During the boom years for leveraged infrastructure finance, offering limited partners a chance to increase their commitments for desirable assets was an important selling point for funds. But this partner option should not be read as a manager put option. Limited partners' valuations of airport assets did not match the valuation that Midway attracted. The sponsors, after failing to raise the additional equity, went to the bank market to round out the financing requirement.

Santander, the mandated lead arranger for the bank debt, tried to line up between $700 million and $800 million. Bank reception of the deal was cool, and although the debt requirement was manageable, at least in a quieter market, the sponsors were looking for larger underwriting commitments than are now the norm. Several bankers that saw the deal's information memorandum said that it would be difficult to go back to credit committees with an asset that had received a chilly reception in mid-2008.

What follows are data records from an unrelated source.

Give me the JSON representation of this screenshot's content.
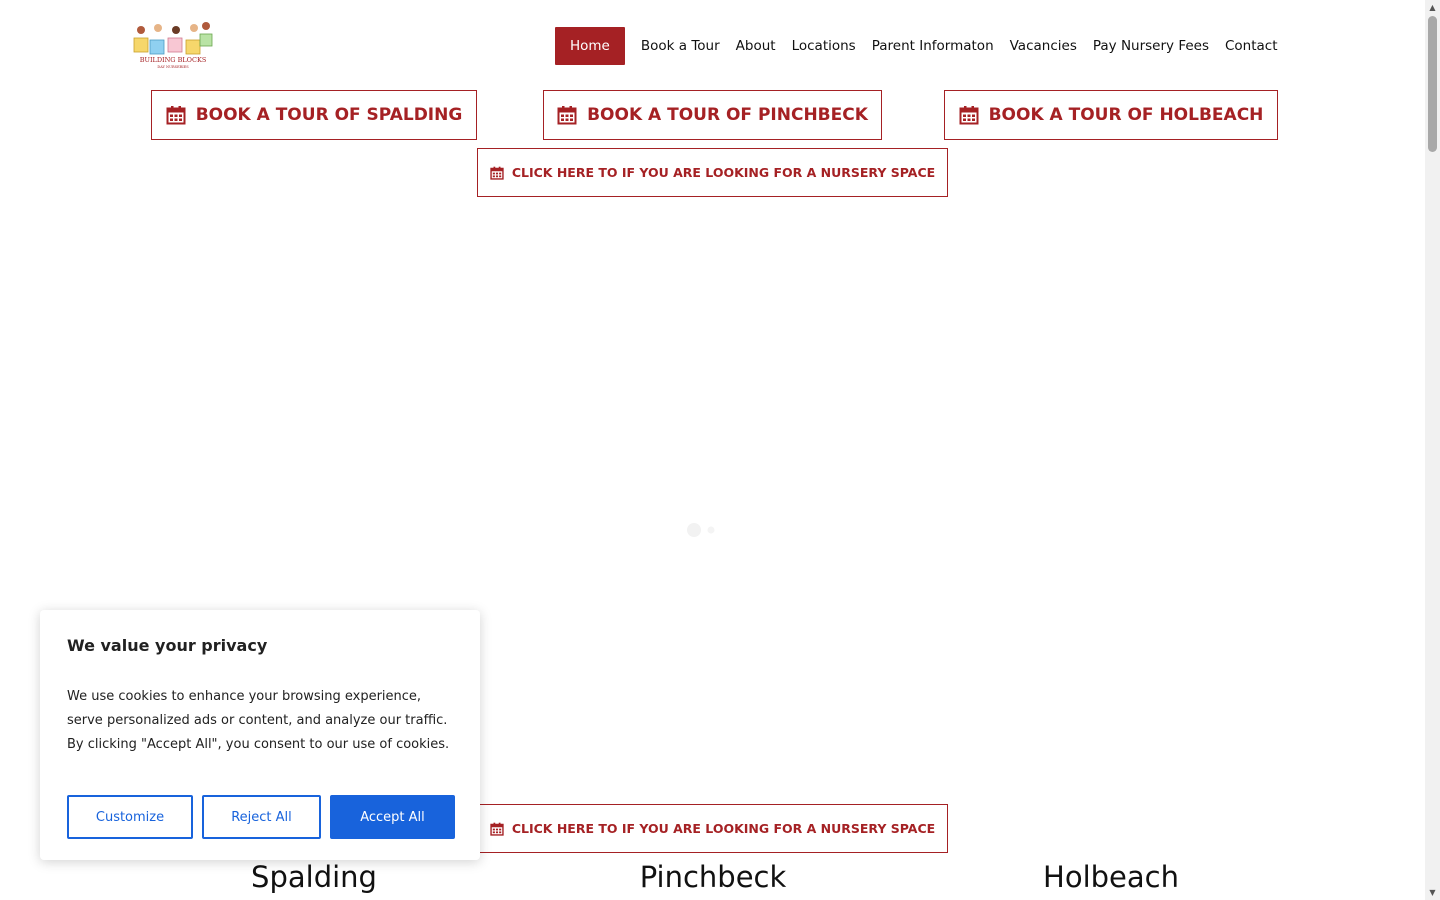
{
  "nav": {
    "items": [
      {
        "label": "Home",
        "active": true
      },
      {
        "label": "Book a Tour",
        "active": false
      },
      {
        "label": "About",
        "active": false
      },
      {
        "label": "Locations",
        "active": false
      },
      {
        "label": "Parent Informaton",
        "active": false
      },
      {
        "label": "Vacancies",
        "active": false
      },
      {
        "label": "Pay Nursery Fees",
        "active": false
      },
      {
        "label": "Contact",
        "active": false
      }
    ]
  },
  "tours": {
    "spalding": "BOOK A TOUR OF SPALDING",
    "pinchbeck": "BOOK A TOUR OF PINCHBECK",
    "holbeach": "BOOK A TOUR OF HOLBEACH"
  },
  "nursery_space_label": "CLICK HERE TO IF YOU ARE LOOKING FOR A NURSERY SPACE",
  "locations": [
    "Spalding",
    "Pinchbeck",
    "Holbeach"
  ],
  "cookie": {
    "title": "We value your privacy",
    "text": "We use cookies to enhance your browsing experience, serve personalized ads or content, and analyze our traffic. By clicking \"Accept All\", you consent to our use of cookies.",
    "customize": "Customize",
    "reject": "Reject All",
    "accept": "Accept All"
  },
  "colors": {
    "brand": "#a52124",
    "cookie_accent": "#1863dc"
  },
  "icons": {
    "tour_button": "calendar-icon"
  }
}
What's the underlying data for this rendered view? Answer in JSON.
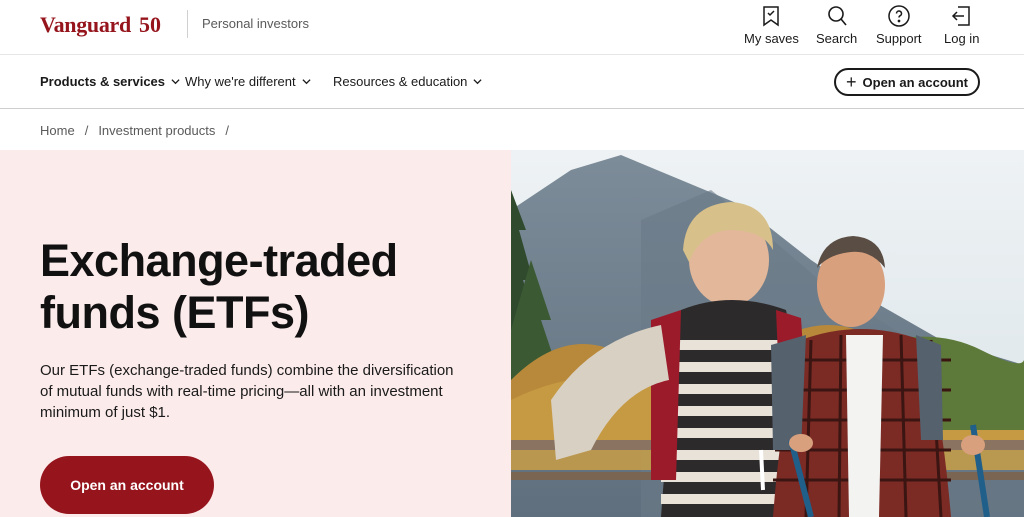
{
  "header": {
    "brand": "Vanguard",
    "anniversary": "50",
    "tagline": "Personal investors",
    "utility": [
      {
        "label": "My saves",
        "icon": "bookmark-icon"
      },
      {
        "label": "Search",
        "icon": "search-icon"
      },
      {
        "label": "Support",
        "icon": "help-icon"
      },
      {
        "label": "Log in",
        "icon": "login-icon"
      }
    ]
  },
  "nav": {
    "items": [
      {
        "label": "Products & services"
      },
      {
        "label": "Why we're different"
      },
      {
        "label": "Resources & education"
      }
    ],
    "open_account": "Open an account"
  },
  "breadcrumb": {
    "items": [
      "Home",
      "Investment products"
    ],
    "separator": "/"
  },
  "hero": {
    "title": "Exchange-traded funds (ETFs)",
    "description": "Our ETFs (exchange-traded funds) combine the diversification of mutual funds with real-time pricing—all with an investment minimum of just $1.",
    "cta": "Open an account",
    "image_alt": "hikers-photo"
  },
  "colors": {
    "brand": "#96151d",
    "hero_bg": "#fcebeb"
  }
}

The sponsors' next gambit was to try and line up support from institutional investors by other means. Barclays Capital went out to infrastructure funds and other equity investors to gauge their interest in a subordinated instrument such as a payment-in-kind or convertible loan to support the purchase. The loan did not attract any takers.

The sponsors' last hope was to persuade the City of Chicago to accept an offer closer to the second-placed bid, an offer of $1.7 billion that Macquarie is understood to have lodged. But the City, knowing that it was in line to keep the $126 million deposit if the negotiations fell through, was not inclined to accept the lower offer. To do so would be to accept that airport valuations would never again reach the buyers' level.

Chicago Midway is a difficult asset to value, since it is the second-largest airport serving the city, and its biggest user is low-cost carrier Southwest. The airline's typical passenger profile is less downmarket than its reputation, though less wealthy than some international carriers. But the airport faces competition from the larger O'Hare airport, and is dependent on carriers such as Southwest, AirTran and Frontier. The city needed the approval of four of the seven airlines that use the airport, and gained five, in part by offering a fixed schedule of landing fees until 2033.

The privatization received the assent of the FAA, under an experimental programme that has yet to produce an enduring transfer of an asset to the private sector. The city's advisers insist that both the FAA programme and the asset are compatible with a privatisation.

Recent reports have indicated that Chicago is exploring other ways to monetise the asset in the interim, including a bond issue. Roughly half of the concession proceeds, or $1.2 billion, would have gone towards defeasing the airport's debt, another $225 million towards providing emergency services at the airport, and the rest towards infrastructure investment. The city also owes $6 million in fees to a group of advisers that includes Bank of America, Credit Suisse, MR Beal (financial), Mayer Brown, Johnson & Quandt and Sanchez Daniels & Hoffman (legal).

Whether Midway again reaches the $2.5 billion valuation is open to question, particularly if, as one banker suggested, the second-placed bid was designed mostly to please the city. The private sector's ability to take on US airports remains unproven, and formidable structural obstacles remain to privatizations. But cities' cash needs have not abated. Reconciling those needs with sponsors' return expectations is still a work in progress.